Addendum I (April 29, 1995)
There is a trace of genius in the premonition that regression goes beyond the threshold of humanity, let alone history. Extended to its logical conclusions, this premonition sheds some light on the very origin of life and the irrepressible yearning for death.
Addendum II (April 4, 1998)
Intrinsic religiosity—a state of mind incited by belief in forces perceived as supernatural that demand placation—is embedded far less in the finer emotions than in vague and instinctively grounded fears and anxieties. Primevally, that mental state appears to have originated as a means of expressing or relieving tensions through the subconscious generalization of their specific causes. Reactions to these were apt to be intensified at the social level, and to be projected onto inanimate and animate objects that commanded attention in one way or another, eventually as numina. In the course of hominid evolution the choice of a particular animal to symbolize deep emotion was bound to be whimsical yet subject to the vicissitudes of livelihood and the composition of the local fauna, with game animals and formidable species of reptiles, raptorial birds and fierce carnivores holding an edge in the competition.

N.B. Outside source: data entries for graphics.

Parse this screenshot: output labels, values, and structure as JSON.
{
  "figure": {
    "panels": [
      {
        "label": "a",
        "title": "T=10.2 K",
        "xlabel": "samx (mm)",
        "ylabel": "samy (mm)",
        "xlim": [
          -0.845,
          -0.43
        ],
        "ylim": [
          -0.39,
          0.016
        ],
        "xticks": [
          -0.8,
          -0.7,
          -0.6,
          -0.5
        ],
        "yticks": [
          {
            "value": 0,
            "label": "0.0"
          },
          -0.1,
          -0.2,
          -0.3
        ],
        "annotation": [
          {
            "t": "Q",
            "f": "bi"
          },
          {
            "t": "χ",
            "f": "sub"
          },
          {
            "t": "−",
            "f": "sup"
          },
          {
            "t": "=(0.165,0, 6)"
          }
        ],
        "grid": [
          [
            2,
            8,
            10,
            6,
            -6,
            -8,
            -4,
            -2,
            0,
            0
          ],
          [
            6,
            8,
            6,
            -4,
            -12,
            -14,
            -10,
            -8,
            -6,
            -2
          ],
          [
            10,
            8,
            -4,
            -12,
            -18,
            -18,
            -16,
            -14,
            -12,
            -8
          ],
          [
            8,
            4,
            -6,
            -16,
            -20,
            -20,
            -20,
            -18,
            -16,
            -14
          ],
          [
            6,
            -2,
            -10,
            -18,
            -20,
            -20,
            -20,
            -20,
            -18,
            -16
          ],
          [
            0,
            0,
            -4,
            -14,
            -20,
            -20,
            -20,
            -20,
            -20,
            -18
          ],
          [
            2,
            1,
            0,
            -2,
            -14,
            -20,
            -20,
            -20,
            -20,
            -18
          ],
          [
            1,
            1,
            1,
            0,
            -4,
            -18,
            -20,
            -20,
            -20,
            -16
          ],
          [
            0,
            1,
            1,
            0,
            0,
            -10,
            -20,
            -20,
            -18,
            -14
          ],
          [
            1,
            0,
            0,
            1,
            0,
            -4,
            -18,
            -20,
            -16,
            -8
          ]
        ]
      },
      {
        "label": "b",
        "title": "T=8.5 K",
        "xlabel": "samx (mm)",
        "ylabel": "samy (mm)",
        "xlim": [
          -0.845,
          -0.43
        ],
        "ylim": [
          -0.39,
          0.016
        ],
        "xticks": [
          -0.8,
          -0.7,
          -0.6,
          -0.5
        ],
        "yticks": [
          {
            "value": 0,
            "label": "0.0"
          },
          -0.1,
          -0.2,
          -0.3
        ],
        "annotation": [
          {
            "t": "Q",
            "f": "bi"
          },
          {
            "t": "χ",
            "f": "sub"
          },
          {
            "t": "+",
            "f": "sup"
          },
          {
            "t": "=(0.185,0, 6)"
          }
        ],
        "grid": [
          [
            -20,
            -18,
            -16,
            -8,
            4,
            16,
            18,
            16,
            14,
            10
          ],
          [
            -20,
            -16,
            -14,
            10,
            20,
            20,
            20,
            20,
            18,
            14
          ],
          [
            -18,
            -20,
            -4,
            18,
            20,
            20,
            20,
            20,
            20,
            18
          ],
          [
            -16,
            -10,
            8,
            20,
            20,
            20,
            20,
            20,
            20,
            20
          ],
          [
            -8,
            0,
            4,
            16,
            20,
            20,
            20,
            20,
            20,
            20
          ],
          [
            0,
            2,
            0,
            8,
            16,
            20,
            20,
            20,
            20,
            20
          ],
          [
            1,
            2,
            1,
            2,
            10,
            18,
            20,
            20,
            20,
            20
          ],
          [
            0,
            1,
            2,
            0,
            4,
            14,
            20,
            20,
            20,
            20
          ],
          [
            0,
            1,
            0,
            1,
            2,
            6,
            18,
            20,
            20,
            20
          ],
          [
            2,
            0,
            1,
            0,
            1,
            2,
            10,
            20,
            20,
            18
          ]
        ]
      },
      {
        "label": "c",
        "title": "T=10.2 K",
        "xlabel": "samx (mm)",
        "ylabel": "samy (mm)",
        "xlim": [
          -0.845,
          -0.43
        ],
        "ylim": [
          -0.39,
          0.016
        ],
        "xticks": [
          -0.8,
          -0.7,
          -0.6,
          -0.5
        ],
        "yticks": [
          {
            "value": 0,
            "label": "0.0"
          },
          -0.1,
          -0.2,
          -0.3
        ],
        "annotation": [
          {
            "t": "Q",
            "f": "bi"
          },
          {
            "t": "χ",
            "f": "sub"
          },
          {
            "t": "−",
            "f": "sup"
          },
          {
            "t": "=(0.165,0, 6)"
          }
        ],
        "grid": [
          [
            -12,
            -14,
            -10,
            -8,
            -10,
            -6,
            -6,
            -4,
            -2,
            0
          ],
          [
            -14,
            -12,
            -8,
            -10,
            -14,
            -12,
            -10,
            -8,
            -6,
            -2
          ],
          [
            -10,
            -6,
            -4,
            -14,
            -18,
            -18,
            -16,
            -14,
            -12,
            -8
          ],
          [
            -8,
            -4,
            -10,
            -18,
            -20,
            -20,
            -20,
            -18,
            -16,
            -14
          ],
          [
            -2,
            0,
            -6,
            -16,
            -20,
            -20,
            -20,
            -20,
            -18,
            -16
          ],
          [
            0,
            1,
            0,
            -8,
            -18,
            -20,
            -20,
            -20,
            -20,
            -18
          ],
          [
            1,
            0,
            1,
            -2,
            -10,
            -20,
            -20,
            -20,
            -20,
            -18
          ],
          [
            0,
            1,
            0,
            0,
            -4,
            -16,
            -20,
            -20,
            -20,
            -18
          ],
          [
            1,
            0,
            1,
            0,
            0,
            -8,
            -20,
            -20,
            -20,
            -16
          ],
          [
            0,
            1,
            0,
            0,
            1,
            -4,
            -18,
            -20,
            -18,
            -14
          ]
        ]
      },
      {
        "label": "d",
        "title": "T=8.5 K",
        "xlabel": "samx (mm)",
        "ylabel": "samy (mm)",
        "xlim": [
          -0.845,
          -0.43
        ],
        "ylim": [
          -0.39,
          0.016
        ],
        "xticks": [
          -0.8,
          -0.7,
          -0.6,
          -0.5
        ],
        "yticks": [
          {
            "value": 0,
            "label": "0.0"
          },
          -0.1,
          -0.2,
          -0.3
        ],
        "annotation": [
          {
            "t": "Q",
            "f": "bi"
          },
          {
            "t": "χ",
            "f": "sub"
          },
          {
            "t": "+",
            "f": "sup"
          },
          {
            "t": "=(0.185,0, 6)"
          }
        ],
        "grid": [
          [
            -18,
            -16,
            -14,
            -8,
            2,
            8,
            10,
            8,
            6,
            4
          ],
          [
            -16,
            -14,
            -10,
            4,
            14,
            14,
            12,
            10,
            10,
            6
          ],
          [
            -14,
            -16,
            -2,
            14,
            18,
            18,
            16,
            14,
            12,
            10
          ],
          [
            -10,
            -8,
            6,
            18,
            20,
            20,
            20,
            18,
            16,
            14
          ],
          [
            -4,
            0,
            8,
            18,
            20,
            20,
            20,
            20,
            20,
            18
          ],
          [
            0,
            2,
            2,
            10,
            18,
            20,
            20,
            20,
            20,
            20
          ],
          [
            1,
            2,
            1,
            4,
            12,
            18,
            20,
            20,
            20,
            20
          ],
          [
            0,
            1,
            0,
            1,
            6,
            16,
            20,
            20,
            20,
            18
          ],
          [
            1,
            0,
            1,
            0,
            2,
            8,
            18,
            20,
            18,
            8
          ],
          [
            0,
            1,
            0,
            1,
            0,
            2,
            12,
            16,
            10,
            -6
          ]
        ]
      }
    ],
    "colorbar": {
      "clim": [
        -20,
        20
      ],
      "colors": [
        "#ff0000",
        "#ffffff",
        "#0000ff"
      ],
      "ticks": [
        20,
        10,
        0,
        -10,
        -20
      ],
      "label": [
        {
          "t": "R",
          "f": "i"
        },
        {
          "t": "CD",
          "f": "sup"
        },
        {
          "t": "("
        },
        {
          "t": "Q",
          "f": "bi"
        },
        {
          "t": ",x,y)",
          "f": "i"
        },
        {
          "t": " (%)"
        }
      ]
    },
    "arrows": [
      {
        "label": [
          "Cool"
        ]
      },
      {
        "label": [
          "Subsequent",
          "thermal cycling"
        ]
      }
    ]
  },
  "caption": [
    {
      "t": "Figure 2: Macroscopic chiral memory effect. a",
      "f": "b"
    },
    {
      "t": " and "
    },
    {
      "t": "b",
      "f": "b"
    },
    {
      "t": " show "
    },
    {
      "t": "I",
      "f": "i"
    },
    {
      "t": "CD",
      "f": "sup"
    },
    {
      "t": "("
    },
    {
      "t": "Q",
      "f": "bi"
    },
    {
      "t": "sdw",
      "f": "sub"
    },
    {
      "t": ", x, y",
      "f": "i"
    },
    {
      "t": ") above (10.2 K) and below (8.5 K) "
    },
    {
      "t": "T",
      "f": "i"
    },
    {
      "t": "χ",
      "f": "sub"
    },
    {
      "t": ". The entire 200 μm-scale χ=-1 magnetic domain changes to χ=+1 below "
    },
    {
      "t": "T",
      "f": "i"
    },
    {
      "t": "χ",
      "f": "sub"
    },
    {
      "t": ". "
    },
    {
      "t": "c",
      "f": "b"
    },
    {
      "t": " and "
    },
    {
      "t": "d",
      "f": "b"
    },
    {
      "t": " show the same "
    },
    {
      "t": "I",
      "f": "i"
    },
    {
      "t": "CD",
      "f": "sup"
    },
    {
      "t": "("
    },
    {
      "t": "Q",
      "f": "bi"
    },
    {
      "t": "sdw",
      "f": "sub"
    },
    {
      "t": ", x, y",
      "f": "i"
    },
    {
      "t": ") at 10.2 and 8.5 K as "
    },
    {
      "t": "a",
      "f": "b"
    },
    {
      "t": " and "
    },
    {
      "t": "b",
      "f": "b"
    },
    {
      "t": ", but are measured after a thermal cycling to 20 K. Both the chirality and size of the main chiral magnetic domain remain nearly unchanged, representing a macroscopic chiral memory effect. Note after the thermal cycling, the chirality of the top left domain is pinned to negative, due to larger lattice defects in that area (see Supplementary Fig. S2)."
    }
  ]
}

From Balaji Mundkur’s “Human Animality, the Mental Imagery of Fear, and Religiosity” in Tim Ingold, ed., What is an Animal? London and New York: Routledge, 1988, p. 177.
Addendum III (December 11, 2000)
Which is why, of course, Benjamin Franklin’s proposal for the bird to symbolize the new nation never had a chance. In retrospect, his argument was almost comical. The turkey is indeed useful, but it falls short of symbolizing any emotions, let alone the deep ones. These are inseparable from danger and fear and wishful thinking. Oh, the eagle. If it does not survive out there, in the polluted heights, it certainly will in our hearts, just above our stomachs stuffed to the brim with the silly old turkey.